Le storie che abbiamo raccontato in Una su tre sono storie che appartengono a donne provenienti da differenti città ma che, inevitabilmente, assumono un valore universale, divenendo emblema della condizione della vittima e della sua relazione con l'aggressore. Da un punto di vista estetico, la regia si esprime in tre differenti “registri” perfettamente integrati tra loro, in una narrazione che non dimentica di restituire la realtà e la veridicità dei fatti. Nel primo registro, attraverso la lettura di un vero verbale da parte di un autentico poliziottonarratore, raccontiamo la denuncia di una donna, usando una modalità di narrazione più vicina alla docu-fiction. Tramite l’utilizzo di carrelli, movimenti lenti e continui di macchina, piani di ripresa differenti, una fotografia ad hoc, restituiamo allo spettatore una storia, se pur messa in scena, assolutamente vera. Nel secondo, attraverso interviste ad operatori sociali, associazioni, psicologi, magistrati, poliziotti che si occupano del problema, si dà un taglio più documentaristico dove la macchina racconta per primi piani le varie testimonianze.

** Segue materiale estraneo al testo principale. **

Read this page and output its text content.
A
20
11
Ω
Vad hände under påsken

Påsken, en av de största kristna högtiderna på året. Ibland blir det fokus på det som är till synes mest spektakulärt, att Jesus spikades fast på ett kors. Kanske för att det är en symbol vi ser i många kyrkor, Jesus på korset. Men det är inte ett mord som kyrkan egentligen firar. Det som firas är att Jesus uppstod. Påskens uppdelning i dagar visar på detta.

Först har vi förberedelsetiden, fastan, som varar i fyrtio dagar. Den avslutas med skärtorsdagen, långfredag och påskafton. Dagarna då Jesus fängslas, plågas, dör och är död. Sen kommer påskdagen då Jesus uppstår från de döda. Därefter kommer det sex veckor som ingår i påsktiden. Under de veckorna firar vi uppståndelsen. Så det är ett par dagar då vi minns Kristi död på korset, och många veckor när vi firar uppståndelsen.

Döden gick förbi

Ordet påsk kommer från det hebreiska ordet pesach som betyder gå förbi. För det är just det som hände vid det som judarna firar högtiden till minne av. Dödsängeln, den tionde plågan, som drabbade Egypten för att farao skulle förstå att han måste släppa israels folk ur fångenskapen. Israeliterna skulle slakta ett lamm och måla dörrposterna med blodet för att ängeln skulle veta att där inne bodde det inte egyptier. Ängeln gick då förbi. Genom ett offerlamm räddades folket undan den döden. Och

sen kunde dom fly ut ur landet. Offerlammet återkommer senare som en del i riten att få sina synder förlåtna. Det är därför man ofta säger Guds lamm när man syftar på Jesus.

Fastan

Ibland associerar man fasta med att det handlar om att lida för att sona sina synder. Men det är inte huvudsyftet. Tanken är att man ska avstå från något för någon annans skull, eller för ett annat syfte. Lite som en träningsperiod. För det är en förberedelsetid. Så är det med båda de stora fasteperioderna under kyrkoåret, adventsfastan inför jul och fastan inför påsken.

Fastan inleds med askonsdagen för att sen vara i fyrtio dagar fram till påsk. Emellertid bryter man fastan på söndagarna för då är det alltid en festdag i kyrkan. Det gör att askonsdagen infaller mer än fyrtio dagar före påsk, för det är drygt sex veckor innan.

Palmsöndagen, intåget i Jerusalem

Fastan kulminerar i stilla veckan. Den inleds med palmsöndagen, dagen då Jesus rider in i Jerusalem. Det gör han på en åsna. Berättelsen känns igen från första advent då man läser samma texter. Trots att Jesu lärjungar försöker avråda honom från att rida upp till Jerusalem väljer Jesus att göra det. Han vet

Il terzo è il registro “dell’ascolto”, a metà tra i due sopra citati. Ascoltiamo le storie delle vittime della violenza grazie alla lettura e all'interpretazione dei loro resoconti da parte di attrici note al pubblico, pronte a prestare volto e voce a queste donne. L'eccezionalità delle lettrici si pone in antitesi rispetto alla tragica quotidianità degli episodi di violenza, la popolarità delle prime marca l'assoluto oblio in cui sono lasciate le vite delle seconde. La scelta di non voler dare un volto alle storie raccontate, o darne una differente identità, nasce proprio dalla volontà di non volersi legare a dei visi: come se queste voci, queste storie, possano testimoniare o meglio rappresentare tutte quelle donne che ogni giorno subiscono violenza domestica. Non dimentichiamoci che nel nostro paese ed in Europa una donna su tre ha subito o subisce violenza da parte del marito, fidanzato o convivente. Grazie ad una serie di storie e didascalie Una su tre restituisce così a molti un Europa pressoché sconosciuta, dove le vittime della violenza maschile ormai superano ampiamente il milione di casi al giorno. Un paese dove le donne che hanno subito maltrattamenti combattono quotidianamente nel tentativo di ricomporre una propria identità, di donna e di madre, in un mondo che sembra aver perduto qualsiasi traccia di coraggio e di coscienza civile.